At the start of May my degree came to its close. After three years living in Oxfordshire it was time to start making new plans for the future; which is why on the 11th of May we packed up and moved to St. Helens, Merseyside. It’s a long way from my family which is hard but we are surrounded by my in-laws who I love dearly.
Happy in our new home
Getting to know a new area and work out the most disability friendly routes to places is tiring but so far I am feeling very settled and happy in my new environment. I’m now several hours away from my neurologist which is less than ideal but he has agreed that I can remain on his treatment lists. Whilst moving to a new neuro more local would be easier I don’t feel comfortable leaving his care as he has been my rock for the last six years.
I’m having a couple issues with my jaw spasms and the osteoarthritis at the minute but overall I’m coping well. I’ve introduced a new herbal supplement to see if it helps with pain relief and will be reviewing this soon.
I don’t even know where to begin. My head is all over the place and honestly I feel more than a little bit miffed with my body. Here we are at the start of another year and I’m already waiting tests results for yet another diagnosis. Yup you read that right ANOTHER diagnosis, not an alternative or differential diagnosis but another brand spanking in all its inconvenient glory. In 4 to 8 weeks I’ll have my answer and until then I am meant to carry on as normal.
Usually that’s doable but right now I feel pretty defeated. I know this feeling will pass and that I will cope just like I always do however what I am currently experiencing is consuming, depressing and suffocating.
So here we go again. Distraction techniques in full swing and disney soundtrack blasting.
Happy Birthday Dystonia and Me!
Can you believe it’s been 5 years of blogging already? I can’t quite wrap my head around how quickly this has come around. It feels like just last week, I searched for a webhost desperate to spread awareness of Dystonia after feeling like I was floundering in a sea of uncertainty with little resources to pursue in my quest for answers. Now I confidently tackle my condition head on and happily refer people to resources I have come to know and trust.

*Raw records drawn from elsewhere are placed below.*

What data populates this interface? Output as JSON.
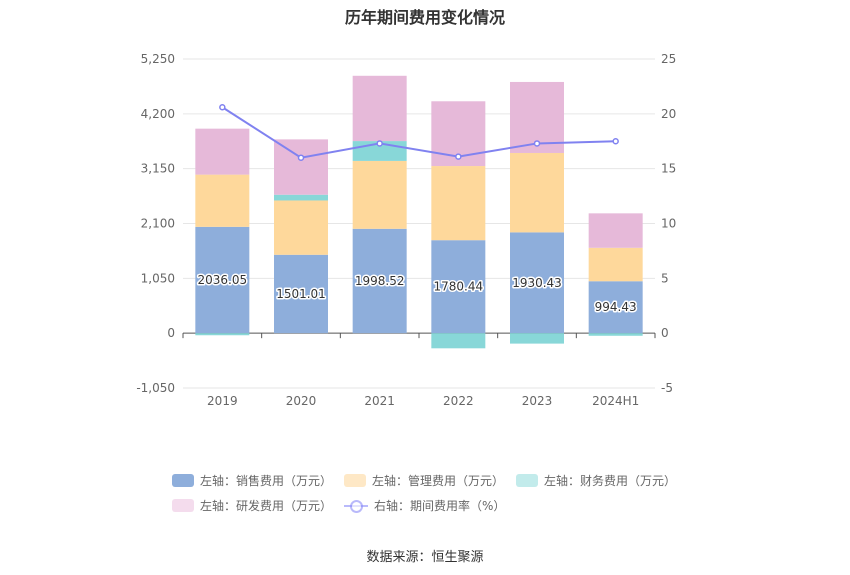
{
  "chart_data": {
    "type": "bar",
    "title": "历年期间费用变化情况",
    "categories": [
      "2019",
      "2020",
      "2021",
      "2022",
      "2023",
      "2024H1"
    ],
    "left_axis": {
      "ticks": [
        "5,250",
        "4,200",
        "3,150",
        "2,100",
        "1,050",
        "0",
        "-1,050"
      ],
      "ylim": [
        -1050,
        5250
      ]
    },
    "right_axis": {
      "ticks": [
        "25",
        "20",
        "15",
        "10",
        "5",
        "0",
        "-5"
      ],
      "ylim": [
        -5,
        25
      ]
    },
    "series": [
      {
        "name": "左轴：销售费用（万元）",
        "color": "#8eaedb",
        "values": [
          2036.05,
          1501.01,
          1998.52,
          1780.44,
          1930.43,
          994.43
        ],
        "labels": [
          "2036.05",
          "1501.01",
          "1998.52",
          "1780.44",
          "1930.43",
          "994.43"
        ]
      },
      {
        "name": "左轴：管理费用（万元）",
        "color": "#fed89b",
        "values": [
          1000,
          1040,
          1300,
          1420,
          1520,
          640
        ]
      },
      {
        "name": "左轴：财务费用（万元）",
        "color": "#88d7d8",
        "values": [
          -40,
          110,
          380,
          -290,
          -200,
          -50
        ]
      },
      {
        "name": "左轴：研发费用（万元）",
        "color": "#e6b9d9",
        "values": [
          880,
          1060,
          1250,
          1240,
          1360,
          660
        ]
      }
    ],
    "line": {
      "name": "右轴：期间费用率（%）",
      "color": "#8082f0",
      "values": [
        20.6,
        16.0,
        17.3,
        16.1,
        17.3,
        17.5
      ]
    }
  },
  "legend": {
    "sales": "左轴：销售费用（万元）",
    "admin": "左轴：管理费用（万元）",
    "finance": "左轴：财务费用（万元）",
    "rd": "左轴：研发费用（万元）",
    "rate": "右轴：期间费用率（%）"
  },
  "source": "数据来源：恒生聚源"
}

When I started blogging it was completely in the mindset that it would be purely to raise awareness. Over the last 5 years this has evolved to be a space where I can openly and honestly express myself without fear, safe in the knowledge that someone out in the vast vacuum of the web will be able to relate to what I am going through. My blog has become a site for awareness, expression and connection; I cannot get over how many online friends I have made. Whilst I am sad that so many of you have to live with this life altering condition, I am thankful for each one of you that has become a vital part of my day to day support network.
Over the last few years this blog has been nominated on several occasions for awards, won one, and even become a resource that several neurologists hand out when diagnosing new patients (this still flatters, astounds and thrills me). I’ve had other sufferers pounce on me with hugs and their stories at hospitals; I love this, it shows me that I am doing something right.

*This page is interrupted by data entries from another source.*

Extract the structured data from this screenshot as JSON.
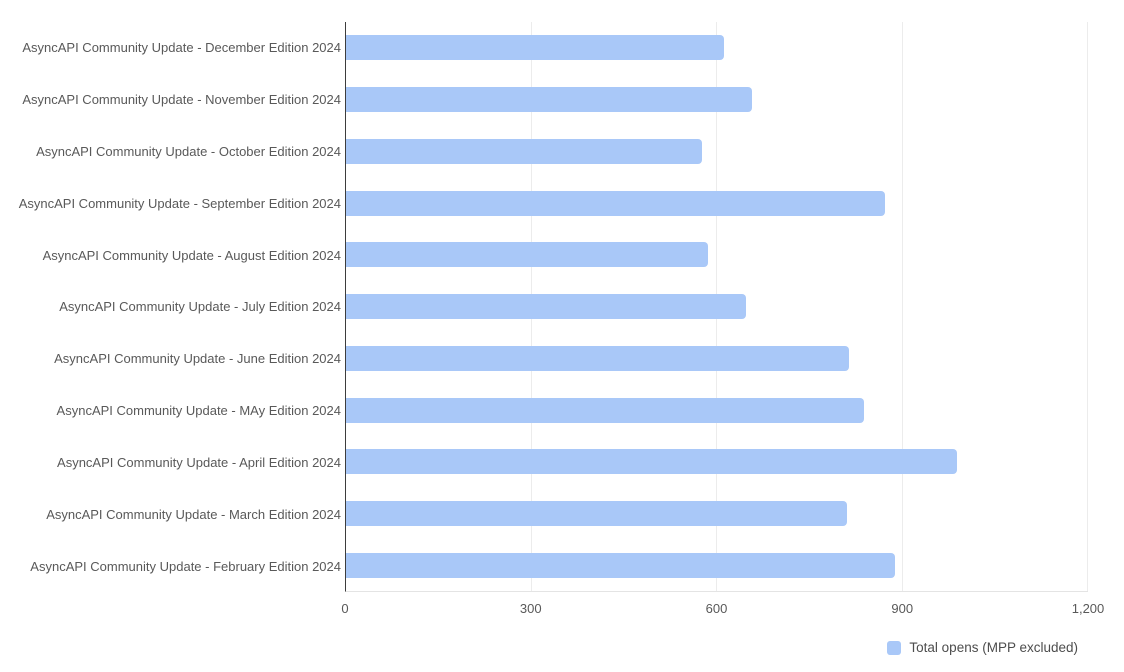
{
  "chart_data": {
    "type": "bar",
    "orientation": "horizontal",
    "title": "",
    "xlabel": "",
    "ylabel": "",
    "categories": [
      "AsyncAPI Community Update - December Edition 2024",
      "AsyncAPI Community Update - November Edition 2024",
      "AsyncAPI Community Update - October Edition 2024",
      "AsyncAPI Community Update - September Edition 2024",
      "AsyncAPI Community Update - August Edition 2024",
      "AsyncAPI Community Update - July Edition 2024",
      "AsyncAPI Community Update - June Edition 2024",
      "AsyncAPI Community Update - MAy Edition 2024",
      "AsyncAPI Community Update - April Edition 2024",
      "AsyncAPI Community Update - March Edition 2024",
      "AsyncAPI Community Update - February Edition 2024"
    ],
    "series": [
      {
        "name": "Total opens (MPP excluded)",
        "values": [
          612,
          657,
          576,
          872,
          585,
          647,
          813,
          838,
          988,
          810,
          888
        ]
      }
    ],
    "xlim": [
      0,
      1200
    ],
    "x_ticks": [
      "0",
      "300",
      "600",
      "900",
      "1,200"
    ],
    "grid": "vertical-only",
    "legend": {
      "position": "bottom-right",
      "items": [
        {
          "label": "Total opens (MPP excluded)",
          "color": "#A9C8F8"
        }
      ]
    }
  },
  "colors": {
    "background": "#ffffff",
    "bar": "#A9C8F8",
    "axis_line": "#3d3d3d",
    "gridline": "#ececec",
    "label_text": "#595959",
    "tick_text": "#595959",
    "legend_text": "#4d4d4d"
  }
}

Just a few years ago, reaching this milestone seemed ridiculous. I didn’t know how to live each day let alone 5 years with this hideous condition. Now, several diagnoses later, I have learned to find joy and laughter in my spasms, to treasure every moment that puts a smile on my face and be thankful that drs like my neurologist exist, for without my neuro my world would be darker (literally). So instead of being disheartened that 5 years on I’m still battling, I’m lifting my chin, defying my alien and celebrating each little success.
Here’s to another 5 years.
I’ve been toying with the idea of writing this post for a few weeks. It’s a tad on the personal side, but as I find blogging so therapeutic I figured it may help to write it all down. As you know almost four months ago I gave birth to my handsome smiley boy. It’s been a whirlwind few months since and I love being a mum. However I’ve been experiencing complications ever since and after my last doctor’s appointment I feel a bit shaken up.
With the exception of 5 days (spaced out) I haven’t stopped bleeding since I gave birth. At first I put this down to the fact I obtained a second degree tear during my labour that took a long time to heal. I frequently wonder if its related to my EDS but Mr Google hasn’t shed much light on that. I’ve tried hormone medication designed to prevent the bleeding but other than causing further hellish stomach pains it didn’t make a difference. I’ve now been prescribed a new medication to make me clot more whilst I wait for an urgent appointment with the gyny team.
It’s been decided that I need a procedure to look around and see if there is any obvious issue that hasn’t already been picked up on my scans that have been carried out over the last couple of weeks. My Dr’s advice has been that if the scan doesn’t show anything obvious that can be treated, then she recommends that I have a serious chat with the gyny team on having a hysterectomy. I find it hard to believe that at 24 years of age that a hysterectomy is my only option. In my mind that just isn’t an option and there has to be others.
I struggle with my conditions day to day as it is, throw in recovering from major surgery and the complications that come with that procedure and it doesn’t seem worth it. As you can imagine I’ve been quite wound up about it; I would love to hear from anyone who has had similar postnatal complications, and if you don’t mind sharing I would be curious to hear what treatments you tried.